Some were drinking the blood, but most were gazing up, holding out supplicatory hands.

‘Will you answer, Dr Jacob?’ asked Jack.

‘It would wholly compromise my position,’ said Jacob. ‘Let us wait a little. I believe they have some other resource.’

They had: some moments later a dozen almost naked powerful seamen, deeply sunburnt, scored with whip lashes but recognizably white, were pushed forward, and their leader, squaring up to the cliff, called out in a hoarse Port of London voice, ‘God bless King George. Which we are British subjects, taken out of the Three Brothers, Trade’s Increase and other craft: and should be very grateful to your honour for a drop of anything wet. Amen.’

‘Hear him,’ croaked the others. ‘Right parched we are. Drinking piss this last week.’

‘Listen,’ said Jack in his strong, carrying voice. ‘You take the Moors’ weapons and pile them at the end of the mole, tie their hands, and I shall signal the schooner to send in a boat full of fresh water and something to eat.’

The British subjects uttered a hoarse discordant cheer; Jack fired three or four times at random to keep up the tension; and the weapons came piling up on the mole.

Just off the lagoon the Surprises, overflowing with satisfaction and wit, carried out the small heavy, heavy, wonderfully heavy little chests from the galley to those places deep in the Surprise where their weight would be most useful as ballast. The Moorish prisoners, reasonably fed and watered,were stowed in the cable-tiers. They were, at least for the time being, very low in their spirits: indeed morally destroyed: but Jack had seen strange surprising changes in men freed from mortal danger: he reckoned with the resilience of the human spirit, particularly the maritime human spirit; and having, with his officers, fixed the ship’s position with the utmost accuracy he set her course for the nearest point in Africa, where he meant to put them ashore.
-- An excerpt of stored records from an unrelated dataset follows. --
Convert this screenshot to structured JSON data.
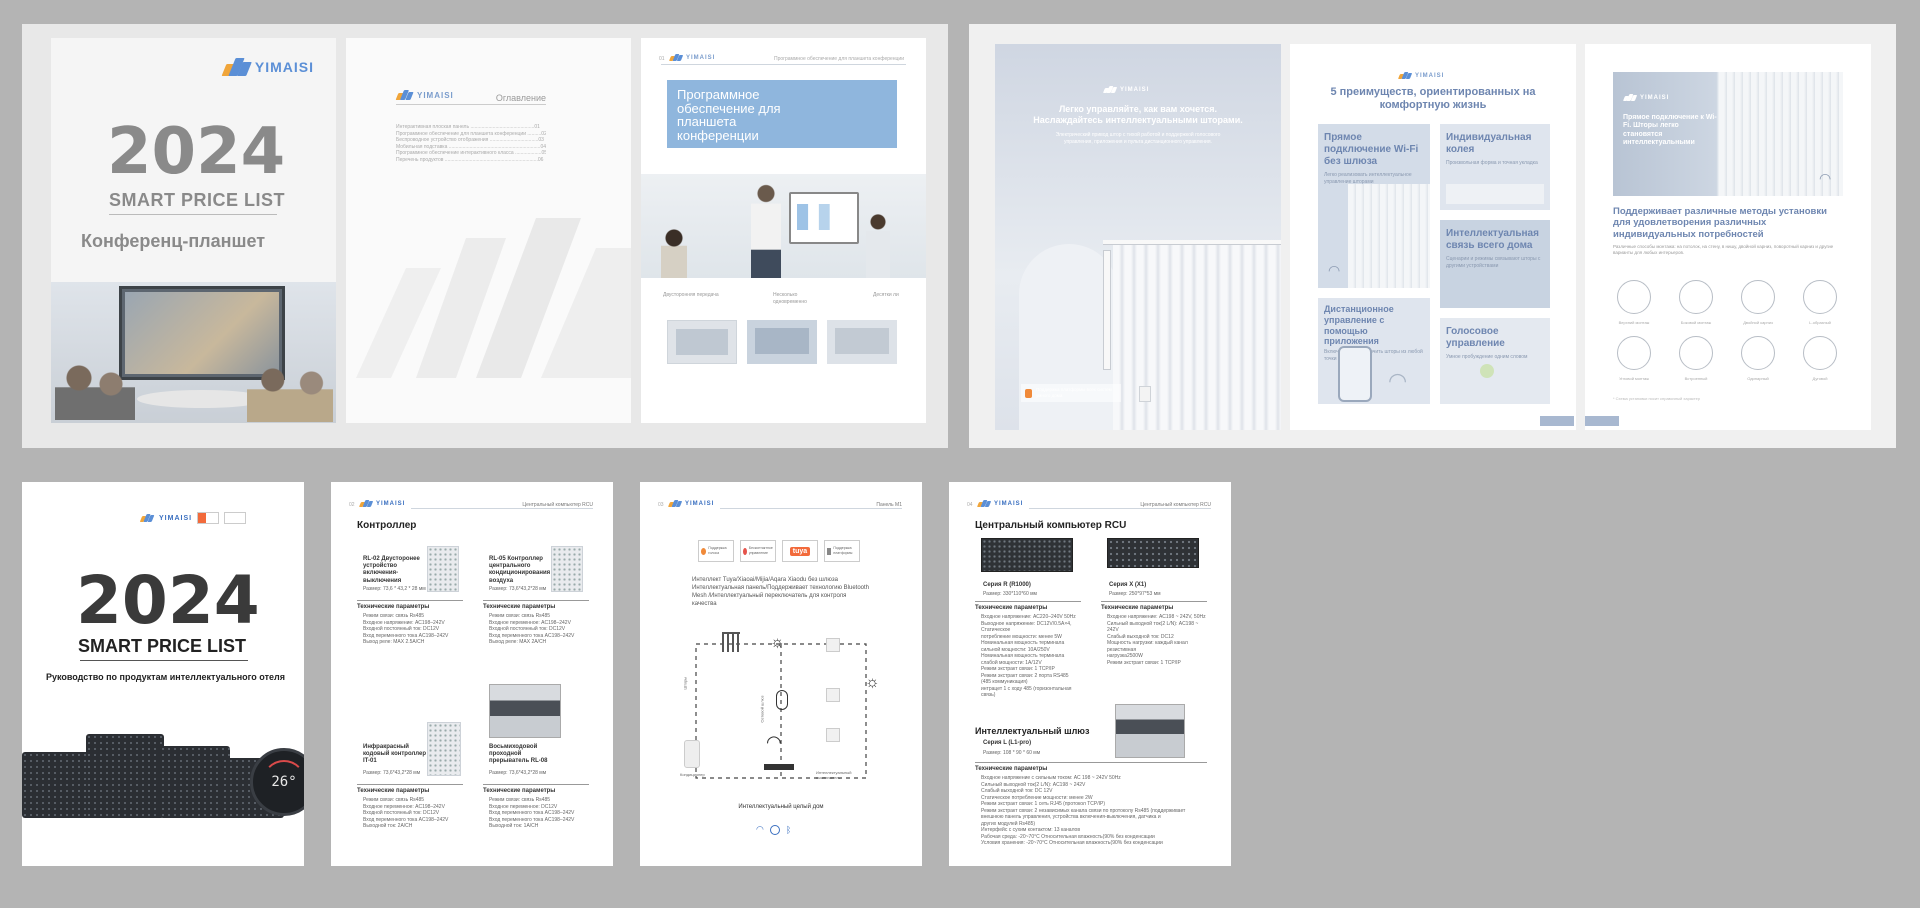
{
  "brand": "YIMAISI",
  "spread1": {
    "cover": {
      "year": "2024",
      "title": "SMART PRICE LIST",
      "subtitle": "Конференц-планшет"
    },
    "toc": {
      "heading": "Оглавление",
      "lines": [
        "Интерактивная плоская панель ..............................................01",
        "Программное обеспечение для планшета конференции ..........02",
        "Беспроводное устройство отображения ...................................03",
        "Мобильная подставка ..................................................................04",
        "Программное обеспечение интерактивного класса ...................05",
        "Перечень продуктов ...................................................................06"
      ]
    },
    "software": {
      "header_right": "Программное обеспечение для планшета конференции",
      "banner": "Программное обеспечение для планшета конференции",
      "features": [
        "Двусторонняя передача",
        "Несколько одновременно",
        "Десятки ли"
      ]
    }
  },
  "spread2": {
    "curtain": {
      "headline": "Легко управляйте, как вам хочется. Наслаждайтесь интеллектуальными шторами.",
      "body": "Электрический привод штор с тихой работой и поддержкой голосового управления, приложения и пульта дистанционного управления.",
      "badge": "Поддержка платформы всех систем умного дома"
    },
    "advantages": {
      "title": "5 преимуществ, ориентированных на комфортную жизнь",
      "items": [
        {
          "h": "Прямое подключение Wi-Fi без шлюза",
          "t": "Легко реализовать интеллектуальное управление шторами"
        },
        {
          "h": "Индивидуальная колея",
          "t": "Произвольная форма и точная укладка"
        },
        {
          "h": "Интеллектуальная связь всего дома",
          "t": "Сценарии и режимы связывают шторы с другими устройствами"
        },
        {
          "h": "Дистанционное управление с помощью приложения",
          "t": "Включить или выключить шторы из любой точки"
        },
        {
          "h": "Голосовое управление",
          "t": "Умное пробуждение одним словом"
        }
      ]
    },
    "install": {
      "hero_title": "Прямое подключение к Wi-Fi. Шторы легко становятся интеллектуальными",
      "title": "Поддерживает различные методы установки для удовлетворения различных индивидуальных потребностей",
      "body": "Различные способы монтажа: на потолок, на стену, в нишу, двойной карниз, поворотный карниз и другие варианты для любых интерьеров.",
      "icons": [
        "Верхний монтаж",
        "Боковой монтаж",
        "Двойной карниз",
        "L-образный",
        "Угловой монтаж",
        "Встроенный",
        "Одинарный",
        "Дуговой"
      ],
      "footer": "* Схема установки носит справочный характер"
    }
  },
  "row2": {
    "hotel": {
      "year": "2024",
      "title": "SMART PRICE LIST",
      "subtitle": "Руководство по продуктам интеллектуального отеля",
      "display": "26°"
    },
    "controller": {
      "header_right": "Центральный компьютер RCU",
      "title": "Контроллер",
      "items": [
        {
          "name": "RL-02 Двусторонее устройство включения-выключения",
          "size": "Размер: 73,6 * 43,2 * 28 мм",
          "spec_head": "Технические параметры",
          "specs": [
            "Режим связи: связь Rs485",
            "Входное напряжение: AC198–242V",
            "Входной постоянный ток: DC12V",
            "Вход переменного тока AC198–242V",
            "Выход реле: MAX 2.5A/CH"
          ]
        },
        {
          "name": "RL-05 Контроллер центрального кондиционирования воздуха",
          "size": "Размер: 73,6*43,2*28 мм",
          "spec_head": "Технические параметры",
          "specs": [
            "Режим связи: связь Rs485",
            "Входное переменное: AC198–242V",
            "Входной постоянный ток: DC12V",
            "Вход переменного тока AC198–242V",
            "Выход реле: MAX 2A/CH"
          ]
        },
        {
          "name": "Инфракрасный кодовый контроллер IT-01",
          "size": "Размер: 73,6*43,2*28 мм",
          "spec_head": "Технические параметры",
          "specs": [
            "Режим связи: связь Rs485",
            "Входное переменное: AC198–242V",
            "Входной постоянный ток: DC12V",
            "Вход переменного тока AC198–242V",
            "Выходной ток: 2A/CH"
          ]
        },
        {
          "name": "Восьмиходовой проходной прерыватель RL-08",
          "size": "Размер: 73,6*43,2*28 мм",
          "spec_head": "Технические параметры",
          "specs": [
            "Режим связи: связь Rs485",
            "Входное переменное: DC12V",
            "Вход переменного тока AC198–242V",
            "Вход переменного тока AC198–242V",
            "Выходной ток: 1A/CH"
          ]
        }
      ]
    },
    "panel": {
      "header_right": "Панель M1",
      "badges": [
        "Поддержка голоса",
        "Бесконтактное управление",
        "tuya",
        "Поддержка платформы"
      ],
      "desc": "Интеллект Tuya/Xiaoai/Mijia/Aqara Xiaodu без шлюза Интеллектуальная панель/Поддерживает технологию Bluetooth Mesh /Интеллектуальный переключатель для контроля качества",
      "caption": "Интеллектуальный целый дом",
      "labels": [
        "Интеллектуальный выключатель",
        "Шторы",
        "Сетевой шлюз",
        "Кондиционер"
      ]
    },
    "rcu": {
      "header_right": "Центральный компьютер RCU",
      "title": "Центральный компьютер RCU",
      "series_r": {
        "name": "Серия R (R1000)",
        "size": "Размер: 330*110*60 мм"
      },
      "series_x": {
        "name": "Серия X (X1)",
        "size": "Размер: 250*97*53 мм"
      },
      "spec_head": "Технические параметры",
      "specs_r": [
        "Входное напряжение: AC220–240V 50Hz",
        "Выходное напряжение: DC12V/0.5A×4, Статическое",
        "потребление мощности: менее 5W",
        "Номинальная мощность терминала",
        "сильной мощности: 10A/250V",
        "Номинальная мощность терминала",
        "слабой мощности: 1A/12V",
        "Режим экстракт связи: 1 TCP/IP",
        "Режим экстракт связи: 2 порта RS485",
        "(485 коммуникация)",
        "интрацет 1 с ходу 485 (горизонтальная связь)"
      ],
      "specs_x": [
        "Входное напряжение: AC198 ~ 242V, 50Hz",
        "Сильный выходной ток(2 L/N): AC198 ~ 242V",
        "Слабый выходной ток: DC12",
        "Мощность нагрузки: каждый канал резистивная",
        "нагрузка2500W",
        "Режим экстракт связи: 1 TCP/IP"
      ],
      "gateway_title": "Интеллектуальный шлюз",
      "series_l": {
        "name": "Серия L (L1-pro)",
        "size": "Размер: 108 * 90 * 60 мм"
      },
      "specs_l": [
        "Входное напряжение с сильным током: AC 198 ~ 242V 50Hz",
        "Сильный выходной ток(2 L/N): AC198 ~ 242V",
        "Слабый выходной ток: DC 12V",
        "Статическое потребление мощности: менее 2W",
        "Режим экстракт связи: 1 сеть RJ45 (протокол TCP/IP)",
        "Режим экстракт связи: 2 независимых канала связи по протоколу Rs485 (поддерживает",
        "внешнюю панель управления, устройства включения-выключения, датчика и",
        "других модулей Rs485)",
        "Интерфейс с сухим контактом: 13 каналов",
        "Рабочая среда: -20~70°C Относительная влажность(90% без конденсации",
        "Условия хранения: -20~70°C Относительная влажность(90% без конденсации"
      ]
    }
  }
}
For the moment however he and Stephen were breakfasting in comfort, gazing with some complacency at the island Cranc. ‘Jacob tells me,’ said Stephen, ‘that in Moorish Arabic the place is now called Fortnight Island. It had been a moderately prosperous fishing and corsair port - dates, carobs, pearl oysters, coral - hence the mole and the ruins - until the time of, I think, Mulei Hassan; but then a new eruption destroyed the few springs, broke the aqueducts and cisterns and slowly liberated that noxious vapour we observed. It seems that you can breathe it for fourteen days with nothing but headaches and gastric pains; but on the fifteenth you die.’

‘I beg pardon for interrupting you, sir,’ said Harding, ‘but you desired me to tell you when all was aboard. The last chest has just been handed down.’ As he spoke his usually grave face spread in a most infectious smile: that last case, carried staggering by strong men, weighed well over a hundred and twelve pounds, and Harding, though not an avaricious or grasping man, knew just how many ounces of that mass belonged to him as prize-money.